FIG. 31 is a flowchart.

[Explanation of symbols]

 (2) Traveling crawler (25) Transmission member (continuously variable transmission mechanism for traveling) (28) Steering member (continuously variable transmission mechanism for turning) (32) Secondary transmission mechanism (33) Differential mechanism (64) Steering output Clutch (slewing clutch) (65) Clutch shaft (68) Output shaft

 ────────────────────────────────────────────────── ─── Continued on the front page F term (reference) 2B041 AA08 AA13 AB05 AC13 2B074 AA01 AC02 BA05 BA18 DA01 DA02 DB02 DB03 DB04 DC01 DE09 EE02 GE05 2B076 AA03 DA03 DA15 DB06 DC01 DD02 EB03 EC09 EC16 ED01 ED16 AED12A12 AB AB22 AC02 AC24 AC33 AC37 AC40 AD06 AD23 AD44 AD55 3D052 AA06 AA11 AA13 AA16 AA17 BB08 BB11 DD03 DD04 EE01 FF01 GG03 HH01 HH02 HH03 JJ00 JJ10 JJ21 JJ22 JJ25 JJ26 JJ31 JJ35 JJ37

Claims (5)

[Claims] 1. A hydraulically driven continuously variable transmission mechanism for driving a vehicle by driving a left and right traveling crawler via a differential mechanism, and a speed difference between the driving of the left and right traveling crawler via a differential mechanism to generate an airframe. When the transmission of the traveling output from the continuously variable transmission mechanism to the traveling crawler is interrupted, the rotation output from the continuously variable transmission mechanism to the traveling crawler is stopped.
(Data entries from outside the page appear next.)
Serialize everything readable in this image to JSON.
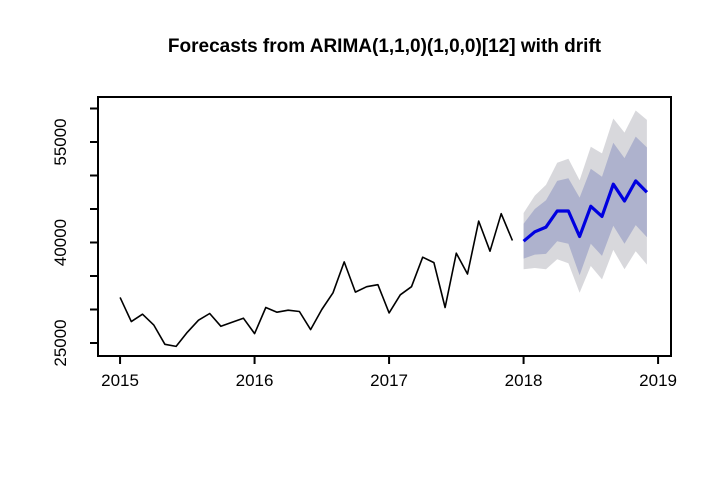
{
  "title": "Forecasts from ARIMA(1,1,0)(1,0,0)[12] with drift",
  "colors": {
    "background": "#ffffff",
    "axis": "#000000",
    "historical_line": "#000000",
    "forecast_line": "#0000e0",
    "band_80": "#aeb2cd",
    "band_95": "#d8d8dc"
  },
  "chart_data": {
    "type": "line",
    "title": "Forecasts from ARIMA(1,1,0)(1,0,0)[12] with drift",
    "xlabel": "",
    "ylabel": "",
    "xlim": [
      2014.836,
      2019.096
    ],
    "ylim": [
      23060,
      61716
    ],
    "grid": false,
    "legend": "none",
    "x_ticks": [
      {
        "value": 2015,
        "label": "2015"
      },
      {
        "value": 2016,
        "label": "2016"
      },
      {
        "value": 2017,
        "label": "2017"
      },
      {
        "value": 2018,
        "label": "2018"
      },
      {
        "value": 2019,
        "label": "2019"
      }
    ],
    "y_ticks": [
      {
        "value": 25000,
        "label": "25000"
      },
      {
        "value": 30000,
        "label": ""
      },
      {
        "value": 35000,
        "label": ""
      },
      {
        "value": 40000,
        "label": "40000"
      },
      {
        "value": 45000,
        "label": ""
      },
      {
        "value": 50000,
        "label": ""
      },
      {
        "value": 55000,
        "label": "55000"
      },
      {
        "value": 60000,
        "label": ""
      }
    ],
    "series": [
      {
        "name": "historical",
        "start": 2015.0,
        "step": 0.0833333,
        "frequency": "monthly",
        "period": "Jan 2015 - Dec 2017",
        "values": [
          31800,
          28200,
          29300,
          27700,
          24800,
          24500,
          26600,
          28400,
          29400,
          27500,
          28100,
          28700,
          26400,
          30300,
          29600,
          29900,
          29700,
          27000,
          30000,
          32500,
          37100,
          32600,
          33400,
          33700,
          29500,
          32200,
          33400,
          37800,
          37000,
          30300,
          38400,
          35300,
          43200,
          38700,
          44300,
          40300
        ]
      },
      {
        "name": "forecast-mean",
        "start": 2018.0,
        "step": 0.0833333,
        "frequency": "monthly",
        "period": "Jan 2018 - Dec 2018",
        "values": [
          40200,
          41600,
          42300,
          44700,
          44700,
          40900,
          45400,
          43900,
          48700,
          46200,
          49200,
          47500
        ]
      }
    ],
    "bands": [
      {
        "name": "interval-95",
        "level": "95%",
        "lower": [
          36000,
          36200,
          36000,
          37500,
          36900,
          32500,
          36500,
          34500,
          38900,
          36000,
          38700,
          36700
        ],
        "upper": [
          44400,
          47000,
          48600,
          51900,
          52500,
          49300,
          54300,
          53300,
          58500,
          56400,
          59700,
          58300
        ]
      },
      {
        "name": "interval-80",
        "level": "80%",
        "lower": [
          37600,
          38200,
          38300,
          40200,
          39800,
          35100,
          39800,
          38000,
          42500,
          39800,
          42600,
          40800
        ],
        "upper": [
          42800,
          45000,
          46300,
          49200,
          49600,
          46700,
          51000,
          49800,
          54900,
          52600,
          55800,
          54200
        ]
      }
    ]
  }
}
A mobile agricultural machine characterized in that transmission is interrupted. 2. A traveling output transmission system between a continuously variable transmission mechanism for traveling and a differential mechanism, an auxiliary transmission mechanism interposed therebetween, and transmission of turning power between the continuously variable transmission for turning and the differential mechanism. The mobile agricultural machine according to claim 1, wherein a swing clutch is interposed in the system, and the auxiliary transmission mechanism and the swing clutch are interlocked. 3. The mobile agricultural machine according to claim 2, wherein the turning clutch is disengaged mechanically in conjunction with the neutral operation of the auxiliary transmission mechanism. 4. The mobile agricultural machine according to claim 2, wherein the turning clutch is disengaged electrically in conjunction with the neutral operation of the subtransmission mechanism. 5. The mobile agricultural machine according to claim 2, wherein a turning clutch is provided on a clutch shaft interposed between the output shaft of the turning continuously variable transmission mechanism and the differential mechanism.